Nos últimos dias, se você é cronicamente online, ouviu a voz de Anitta cantando uma versão funk de “Bichos escrotos”, dos Titãs. Inclusive, pode ter vindo acompanhada desse vídeo não oficial:
A versão foi feita pela cantora para o filme A Corrida dos Bichos, do Prime Video, onde Anitta também atua. Porém, o que era pra ser uma simples versão, revelou que parte das novas gerações não conhecem um dos maiores clássicos do rock brasileiro: o disco Cabeça Dinossauro que, coincidentemente, comemora 40 anos em 2026.
Então, seja você um gen-z ou gen alpha que ouviu a música pela primeira vez como meme ou alguém que já conhece Cabeça Dinossauro, o Musicult te lembra ou te apresenta algumas razões pra ouvir esse disco e os porquês dele ser tão marcante na música nacional.
Cabeça Dinossauro: muito além do meme de “Bichos Escrotos”
Como muitos discos e músicas dos anos 80, é um documento histórico do Brasil
O Brasil tinha acabado de sair de uma ditadura marcada por censura, violência policial e repressão.
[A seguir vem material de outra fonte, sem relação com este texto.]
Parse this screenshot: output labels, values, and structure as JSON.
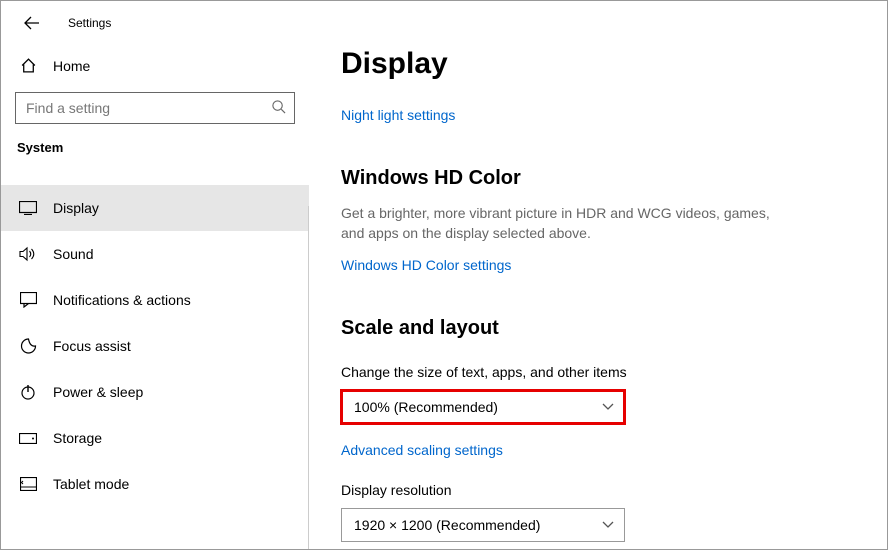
{
  "window": {
    "title": "Settings"
  },
  "sidebar": {
    "home_label": "Home",
    "search_placeholder": "Find a setting",
    "section_label": "System",
    "items": [
      {
        "label": "Display"
      },
      {
        "label": "Sound"
      },
      {
        "label": "Notifications & actions"
      },
      {
        "label": "Focus assist"
      },
      {
        "label": "Power & sleep"
      },
      {
        "label": "Storage"
      },
      {
        "label": "Tablet mode"
      }
    ]
  },
  "content": {
    "title": "Display",
    "night_light_link": "Night light settings",
    "hd_color": {
      "heading": "Windows HD Color",
      "desc": "Get a brighter, more vibrant picture in HDR and WCG videos, games, and apps on the display selected above.",
      "link": "Windows HD Color settings"
    },
    "scale": {
      "heading": "Scale and layout",
      "field_label": "Change the size of text, apps, and other items",
      "dropdown_value": "100% (Recommended)",
      "link": "Advanced scaling settings"
    },
    "resolution": {
      "field_label": "Display resolution",
      "dropdown_value": "1920 × 1200 (Recommended)"
    }
  }
}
Em vez de fazer um disco otimista ou “comemorativo”, os Titãs entregaram um álbum seco, agressivo e cheio de confronto.
Isso aparece com força em “Bichos Escrotos”, música que chegou a ser proibida no rádio e na TV antes do fim da ditadura. Um parecer da censura dizia que a canção transmitia pessimismo e uma visão escatológica da realidade.
O disco é pura revolta e compra briga com todo mundo
Não era só a política que servia de combustível para a raiva dos Titãs, a crítica musical e a situação da banda com a gravadora também incomodavam. Em uma entrevista ao O Globo, Charles Gavin contou:
Havia o momento do Brasil que estava se desenhando muito problemático, uma ditadura militar ainda se desmanchando, a morte de Tancredo Neves. O clima era de desilusão, um cenário de distopia. E havia também nosso momento como banda. Tínhamos vindo de Televisão, nosso segundo disco, incompreendido pela gravadora, que não foi bem trabalhado. Isso nos provocou certo dissabor, ceticismo com a música, a carreira. Chegamos ao disco com raiva do mercado, da gravadora, de todo mundo.
Outra faixa que causou barulho foi “Igreja”, com versos como “Eu não gosto de padre / Eu não gosto de madre / Eu não gosto de Cristo”.
A música não tenta fazer um debate teológico. O foco é a liberdade de dizer isso sem pedir desculpas e esse é um dos grandes charmes do disco: ele não tenta ser simpático.
A capa já te prepara para o ataque
A capa clássica apresenta um esboço de Leonardo Da Vinci, intitulado “A expressão de um homem urrando”. Então, antes mesmo de ouvir a primeira faixa, a capa já passa uma sensação estranha que combina perfeitamente com o clima do álbum: uma sociedade violenta, autoritária e meio monstruosa.
A faixa-título é uma metáfora genial
“Cabeça dinossauro / Pança de mamute / Espírito de porco.”
Com três versos, os Titãs criam um retrato que continua rendendo interpretações até hoje. Muita gente lê a música como uma crítica às elites, ao Estado violento e às desigualdades do Brasil.
Porque a sonoridade é um soco
Esse não é um disco para ouvir de fundo enquanto faz alguma atividade leve. A sensação é de urgência o tempo inteiro.
O disco continua assustadoramente atual mesmo 40 anos depois
Na turnê dos 40 anos, Tony Bellotto comentou que o disco parece ainda mais atual hoje.
— Não nos sentimos relembrando um momento passado porque estamos tocando um disco que é muito atual e visceral. Quando foi lançado, no fim da ditadura, tinha uma celebração e ansiedade por aquela liberdade. Agora, vivemos o contrário: uma democracia que acreditávamos plenamente estabelecida, sofrendo algumas ameaças. Nesse sentido, ele fica ainda mais atual, né? – contou Tony Belloto em entrevista ao O Globo
Você pode concordar ou discordar da leitura política, mas é difícil ouvir músicas como “Estado Violência”, “Polícia” ou “Igreja” e não pensar em discussões que continuam acontecendo em 2026.
A turnê de 40 anos de Cabeça Dinossauro e outras celebrações
Inclusive, sobre as celebrações de 40 anos do disco, os Titãs estão em turnê desde o começo do ano e, por enquanto, têm mais um show agendado para o dia 05 de setembro em Ribeirão Preto.
E neste fim de semana, dias 15 e 16 de agosto, o Sesc 14 Bis recebe Juliana Perdigão, Sophia Chablau, Jonnata Doll e Danislau apresentando releituras das faixas de Cabeça Dinossauro no Especial Urro – 40 anos de Cabeça Dinossauro. Ingressos disponíveis no site do Sesc.